Trigon Metals Inc has officially announced a binding loan agreement with Horizon Corporation Ltd for a loan of up to $5 million.
As a part of this agreement, Trigon has granted Horizon rights to negotiate the purchase of Trigon’s interest in the Kombat Mine. More on the same would reveal how the agreed terms place valuation for the Kombat mine at $30 million (C$0.97/share based on today’s fully-diluted share count), which is still subject to definitive agreements, shareholder approval, regulatory consent, and other closing conditions.

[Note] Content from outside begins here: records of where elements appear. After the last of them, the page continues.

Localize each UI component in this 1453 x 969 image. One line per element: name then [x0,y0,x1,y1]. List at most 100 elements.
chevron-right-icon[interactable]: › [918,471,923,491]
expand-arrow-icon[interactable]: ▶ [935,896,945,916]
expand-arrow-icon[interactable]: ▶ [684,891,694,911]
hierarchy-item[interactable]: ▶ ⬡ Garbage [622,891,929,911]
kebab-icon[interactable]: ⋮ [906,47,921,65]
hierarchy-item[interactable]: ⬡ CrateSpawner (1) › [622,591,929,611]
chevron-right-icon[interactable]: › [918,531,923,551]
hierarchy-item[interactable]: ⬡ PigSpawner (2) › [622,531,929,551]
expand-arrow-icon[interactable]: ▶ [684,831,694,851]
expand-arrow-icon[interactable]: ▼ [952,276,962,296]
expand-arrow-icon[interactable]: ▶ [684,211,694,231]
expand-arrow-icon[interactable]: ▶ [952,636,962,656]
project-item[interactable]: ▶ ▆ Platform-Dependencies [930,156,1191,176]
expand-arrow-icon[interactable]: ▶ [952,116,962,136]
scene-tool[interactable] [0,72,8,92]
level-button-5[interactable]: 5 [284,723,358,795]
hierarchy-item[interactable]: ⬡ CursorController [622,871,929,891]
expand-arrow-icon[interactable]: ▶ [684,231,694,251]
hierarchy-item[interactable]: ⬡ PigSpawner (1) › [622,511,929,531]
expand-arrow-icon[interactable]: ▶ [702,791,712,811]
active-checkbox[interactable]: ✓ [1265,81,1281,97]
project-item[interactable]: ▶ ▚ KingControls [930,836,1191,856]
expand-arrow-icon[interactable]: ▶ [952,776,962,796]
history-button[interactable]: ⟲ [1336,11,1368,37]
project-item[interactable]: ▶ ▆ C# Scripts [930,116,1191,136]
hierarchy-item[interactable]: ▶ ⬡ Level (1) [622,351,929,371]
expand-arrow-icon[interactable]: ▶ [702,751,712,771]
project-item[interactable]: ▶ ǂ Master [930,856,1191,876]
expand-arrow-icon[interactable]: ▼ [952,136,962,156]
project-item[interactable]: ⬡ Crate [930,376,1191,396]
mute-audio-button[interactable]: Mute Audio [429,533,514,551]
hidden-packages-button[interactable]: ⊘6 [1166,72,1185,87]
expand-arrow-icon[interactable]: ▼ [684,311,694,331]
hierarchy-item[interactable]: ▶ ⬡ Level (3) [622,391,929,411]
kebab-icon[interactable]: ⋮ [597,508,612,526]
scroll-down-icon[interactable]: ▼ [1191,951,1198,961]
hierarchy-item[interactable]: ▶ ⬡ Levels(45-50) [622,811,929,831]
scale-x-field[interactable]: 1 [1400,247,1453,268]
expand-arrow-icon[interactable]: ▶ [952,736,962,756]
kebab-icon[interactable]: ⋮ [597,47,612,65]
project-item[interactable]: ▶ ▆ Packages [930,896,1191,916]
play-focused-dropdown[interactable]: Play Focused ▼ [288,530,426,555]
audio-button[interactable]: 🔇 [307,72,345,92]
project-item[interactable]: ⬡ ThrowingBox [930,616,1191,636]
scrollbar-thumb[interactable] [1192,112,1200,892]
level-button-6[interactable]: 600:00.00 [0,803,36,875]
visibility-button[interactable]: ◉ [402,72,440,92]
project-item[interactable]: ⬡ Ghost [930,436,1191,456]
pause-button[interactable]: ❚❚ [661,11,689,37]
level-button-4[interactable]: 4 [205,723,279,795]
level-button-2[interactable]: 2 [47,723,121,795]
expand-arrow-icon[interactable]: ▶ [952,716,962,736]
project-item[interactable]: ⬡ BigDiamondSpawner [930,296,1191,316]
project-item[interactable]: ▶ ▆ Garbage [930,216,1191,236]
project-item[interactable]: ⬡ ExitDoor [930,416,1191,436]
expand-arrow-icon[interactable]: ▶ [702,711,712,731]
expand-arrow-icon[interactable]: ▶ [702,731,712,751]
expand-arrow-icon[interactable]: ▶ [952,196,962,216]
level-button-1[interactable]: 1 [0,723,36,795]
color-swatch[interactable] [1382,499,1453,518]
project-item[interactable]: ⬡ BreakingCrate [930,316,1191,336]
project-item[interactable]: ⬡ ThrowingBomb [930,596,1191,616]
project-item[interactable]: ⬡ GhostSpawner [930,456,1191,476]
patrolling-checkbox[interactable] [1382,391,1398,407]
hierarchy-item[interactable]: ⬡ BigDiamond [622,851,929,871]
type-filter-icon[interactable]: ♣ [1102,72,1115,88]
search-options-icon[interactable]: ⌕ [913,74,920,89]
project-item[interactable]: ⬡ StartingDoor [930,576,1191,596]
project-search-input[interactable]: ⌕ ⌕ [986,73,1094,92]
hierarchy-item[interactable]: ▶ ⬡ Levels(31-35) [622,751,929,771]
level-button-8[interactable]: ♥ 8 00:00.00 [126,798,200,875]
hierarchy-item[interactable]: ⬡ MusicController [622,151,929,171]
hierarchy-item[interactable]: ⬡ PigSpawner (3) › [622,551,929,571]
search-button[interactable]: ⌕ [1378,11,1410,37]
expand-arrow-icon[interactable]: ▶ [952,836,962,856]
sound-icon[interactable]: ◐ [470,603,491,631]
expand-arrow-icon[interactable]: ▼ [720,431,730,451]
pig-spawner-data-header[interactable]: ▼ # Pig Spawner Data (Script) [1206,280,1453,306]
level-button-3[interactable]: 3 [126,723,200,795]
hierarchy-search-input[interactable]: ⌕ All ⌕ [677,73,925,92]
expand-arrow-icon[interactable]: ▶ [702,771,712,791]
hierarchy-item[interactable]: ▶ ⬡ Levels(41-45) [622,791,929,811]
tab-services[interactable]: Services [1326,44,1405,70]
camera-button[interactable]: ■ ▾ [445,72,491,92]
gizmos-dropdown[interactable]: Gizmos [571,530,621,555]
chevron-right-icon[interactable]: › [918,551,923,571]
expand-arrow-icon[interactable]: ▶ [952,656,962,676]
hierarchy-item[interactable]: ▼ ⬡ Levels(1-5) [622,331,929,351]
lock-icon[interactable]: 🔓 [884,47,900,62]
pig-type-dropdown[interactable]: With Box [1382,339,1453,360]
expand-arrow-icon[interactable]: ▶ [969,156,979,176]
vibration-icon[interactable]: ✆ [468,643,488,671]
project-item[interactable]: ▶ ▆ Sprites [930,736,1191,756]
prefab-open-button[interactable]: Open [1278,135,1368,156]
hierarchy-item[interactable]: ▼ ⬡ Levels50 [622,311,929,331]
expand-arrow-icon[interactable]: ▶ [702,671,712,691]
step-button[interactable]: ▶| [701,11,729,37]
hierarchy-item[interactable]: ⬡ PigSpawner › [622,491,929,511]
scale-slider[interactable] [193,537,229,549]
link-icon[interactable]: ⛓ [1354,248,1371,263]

Markedly enough, the stated loan will allow Horizon to begin investing in the Kombat Mine and provide capital to the project in advance of the completion of the sale. Now, if Trigon and its shareholders elect to exercise the acquisition option, the loan will become equity contributed to the Kombat Mine. Having said so, assuming Trigon chooses not to complete the transaction, the funds will become payable as loans to the company, along with break fees.
Talk about the agreed terms on a slightly deeper level, we begin from how the promised $5 million will be issued in 3 tranches to provide interim development capital for the Kombat Mine. The first tranche would include an amount worth $500,000 and it will be disbursed within 7 working days of signing the loan agreement. The next tranche would include $2 million and it will come within 7 working days of completing the security agreements and approvals related to the loan agreement. As for the final tranche, it will bring $2.5 million within 45 days of the tranche two payment.
Furthermore, the loan will have a grace period of 6 months from the drawdown date of tranche two. It will also be amortized over 18 equal payments from the end of the grace period to the end of the 2-year term at an annual interest rate of 15%.
Moving on, the agreement gives Horizon an option to appoint a board observer to the company on advance of tranche two loan. Apart from that, the company will also be granted exclusivity to negotiate and finalize the acquisition on advance of tranche loan.
“This deal is a decisive win for the Company and shareholders. We had been committed to operating and growing the Kombat mine but this deal offers the Company and shareholders an opportunity to maximize growth for the Company as a whole. The Agreement allows us to realize significant value from the Kombat Mine in an expensive and uncertain funding market while ensuring stability and continuity for the workforce at site. The influx of capital will position Trigon to advance exploration and development at our Addana and Kalahari projects,” said Jed Richardson, CEO and Executive Chairman of Trigon Metals.
Now, assuming Trigon does go ahead with the transaction related to Kombat Mine acquisition, Horizon will acquire up to 100% of a domiciled holding company, which indirectly owns 80% of the Kombat Mine.
In that case, Trigon will retain a 1% net revenue royalty on copper production when the Kombat mine achieves copper metal production of 1,000 tonnes for each of two consecutive calendar months. From there onwards, a royalty of 1% will be payable on net copper revenue, when invoiced copper price on final invoicing is greater than $4.00 per pound, payable quarterly for a total of 20 quarters.
Among other things, we ought to mention that a a break fee of $5 million will be applied if the proposed transaction is terminated due to non-approval or a superior bid. On the flipside, there is going to be a follow-up payment ranging between $10 million to $20 million when underground production exceeds on average of 2,250 tpd over 90 days, as well as once the streaming copper royalty reduces as per the Sprott streaming agreement.